Q2 sees highest quarterly house purchase figures in 13 years

The second quarter of 2021 saw the highest quarterly levels of homeowner purchase activity in 13 years, according to a new report published by UK Finance.

This comes as 124,520 homeowner purchases were recorded in June, the highest monthly level since comparable records began in 2005.

UK Finance’s Household Finance Review suggested that recent lending has been driven in large part by the stamp duty holiday – a combination of purchases brought forward to take advantage of the tax break, as well as additional activity that might not have taken place were it not for the holiday. The banking body also said that current levels reflect delayed purchase activity from when the housing market was put on pause in the first set of lockdowns in Q2 2020.

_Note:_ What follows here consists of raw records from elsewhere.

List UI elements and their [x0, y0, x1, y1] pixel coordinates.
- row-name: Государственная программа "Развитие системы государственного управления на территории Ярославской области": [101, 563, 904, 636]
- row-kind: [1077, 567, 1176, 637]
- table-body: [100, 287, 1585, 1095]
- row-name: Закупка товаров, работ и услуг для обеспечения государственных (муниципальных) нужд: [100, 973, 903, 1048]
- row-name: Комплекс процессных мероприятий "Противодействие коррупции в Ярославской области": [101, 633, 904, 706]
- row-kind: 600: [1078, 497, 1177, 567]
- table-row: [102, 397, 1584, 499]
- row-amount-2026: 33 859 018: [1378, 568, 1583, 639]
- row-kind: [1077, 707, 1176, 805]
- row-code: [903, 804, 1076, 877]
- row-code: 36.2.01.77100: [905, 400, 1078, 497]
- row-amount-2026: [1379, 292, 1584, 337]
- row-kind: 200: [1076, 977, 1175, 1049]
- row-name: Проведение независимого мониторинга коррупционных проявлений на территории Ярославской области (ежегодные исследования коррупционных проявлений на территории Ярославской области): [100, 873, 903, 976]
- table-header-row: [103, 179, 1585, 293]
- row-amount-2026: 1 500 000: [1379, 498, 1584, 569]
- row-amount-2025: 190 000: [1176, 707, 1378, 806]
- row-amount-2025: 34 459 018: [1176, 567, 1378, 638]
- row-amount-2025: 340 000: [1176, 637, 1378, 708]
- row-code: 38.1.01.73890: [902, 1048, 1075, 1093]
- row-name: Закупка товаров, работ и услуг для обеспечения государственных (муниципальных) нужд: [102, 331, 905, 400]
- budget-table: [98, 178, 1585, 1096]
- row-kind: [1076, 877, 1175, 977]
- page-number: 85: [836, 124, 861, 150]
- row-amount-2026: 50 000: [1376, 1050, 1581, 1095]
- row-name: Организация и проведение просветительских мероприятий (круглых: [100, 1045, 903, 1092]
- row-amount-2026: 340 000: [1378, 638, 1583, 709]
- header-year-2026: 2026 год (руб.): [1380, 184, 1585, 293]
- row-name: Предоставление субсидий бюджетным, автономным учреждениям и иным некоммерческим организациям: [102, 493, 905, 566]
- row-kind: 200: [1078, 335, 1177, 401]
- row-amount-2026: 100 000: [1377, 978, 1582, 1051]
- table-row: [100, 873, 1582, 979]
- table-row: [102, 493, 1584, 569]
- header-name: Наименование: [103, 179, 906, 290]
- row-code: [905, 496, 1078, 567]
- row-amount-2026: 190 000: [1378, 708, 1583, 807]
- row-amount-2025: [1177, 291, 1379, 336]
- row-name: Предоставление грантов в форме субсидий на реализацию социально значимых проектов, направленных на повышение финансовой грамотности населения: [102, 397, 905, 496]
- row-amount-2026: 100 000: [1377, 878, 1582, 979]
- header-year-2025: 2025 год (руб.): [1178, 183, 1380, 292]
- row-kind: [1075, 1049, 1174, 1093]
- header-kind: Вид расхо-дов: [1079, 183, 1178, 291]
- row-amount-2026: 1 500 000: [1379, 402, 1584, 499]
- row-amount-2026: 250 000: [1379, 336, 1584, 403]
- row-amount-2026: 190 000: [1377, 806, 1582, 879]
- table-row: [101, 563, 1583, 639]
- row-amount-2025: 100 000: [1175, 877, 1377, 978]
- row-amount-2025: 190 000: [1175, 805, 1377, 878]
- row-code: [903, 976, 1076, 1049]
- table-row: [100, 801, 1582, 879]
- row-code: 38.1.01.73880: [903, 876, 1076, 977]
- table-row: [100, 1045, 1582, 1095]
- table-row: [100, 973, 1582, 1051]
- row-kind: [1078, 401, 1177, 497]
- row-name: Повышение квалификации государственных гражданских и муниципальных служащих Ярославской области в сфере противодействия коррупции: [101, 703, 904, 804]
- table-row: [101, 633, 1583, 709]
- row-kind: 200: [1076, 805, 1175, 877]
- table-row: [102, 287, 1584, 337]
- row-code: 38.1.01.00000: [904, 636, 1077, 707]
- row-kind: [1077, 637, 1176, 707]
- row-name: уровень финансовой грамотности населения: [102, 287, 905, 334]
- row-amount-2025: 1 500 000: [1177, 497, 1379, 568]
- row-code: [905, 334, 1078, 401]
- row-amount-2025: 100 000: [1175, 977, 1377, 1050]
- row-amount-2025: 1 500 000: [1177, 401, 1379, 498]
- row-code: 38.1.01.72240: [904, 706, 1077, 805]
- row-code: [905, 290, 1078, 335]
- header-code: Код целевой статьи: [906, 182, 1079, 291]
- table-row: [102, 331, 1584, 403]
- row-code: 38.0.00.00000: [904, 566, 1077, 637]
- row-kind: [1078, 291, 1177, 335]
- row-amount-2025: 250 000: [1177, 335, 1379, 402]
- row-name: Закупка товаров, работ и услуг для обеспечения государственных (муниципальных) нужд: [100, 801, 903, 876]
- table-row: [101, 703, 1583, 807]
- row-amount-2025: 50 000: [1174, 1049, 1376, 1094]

With most delayed purchases now likely to have completed and the stamp duty holiday now in its final tapering phase, demand had been expected to decline, although UK Finance stated that the stamp duty holiday is “not the only factor in play”.

“The extension of the stamp duty holiday has played a vital role in the positive statistics published today by UK Finance,” commented TMA Club development director, Lisa Martin.

“This coupled with the reintroduction of 95% mortgage products, record low fixed interest rates and other government support schemes has provided a boost to the market throughout Q2.

“However, with final tiering of the stamp duty holiday and other government support soon coming to an end, it will be important that strong, credible alternative schemes are developed and adopted for the housing market to continue to grow and thrive.”

The Household Finance Review also highlighted that mortgage arrears levels remain at low levels, due in part to payment deferrals and the furlough scheme that was introduced last year.

However, UK Finance’s report indicated that the number of borrowers in later arrears – which are those 10% or more of the total outstanding balance – have shown a gradual increase, with this group of borrowers largely consisting of those who were in payment difficulties before the pandemic.

The banking body warned that the the winding down of the furlough scheme as well as the government’s withdrawal of the temporary increase to Universal Credit in Q3 may cause some customers who do not return immediately to full employment to encounter increased payment difficulties.

Legal & General Mortgage Club director, Kevin Roberts, commented: “Though it is brilliant to see that those in a position to move home have done so successfully, many others have seen their financial circumstances complicated significantly by the crisis.

“People across the UK have needed to access financial support – everything from mortgage payment deferrals to income support and other benefits – and they now likely need extra help when it comes to managing their mortgage.

“This is where seeking financial advice is key, as independent mortgage brokers can help these people to keep their monthly repayments to a minimum by accessing a new deal, even if that means looking beyond the high street.”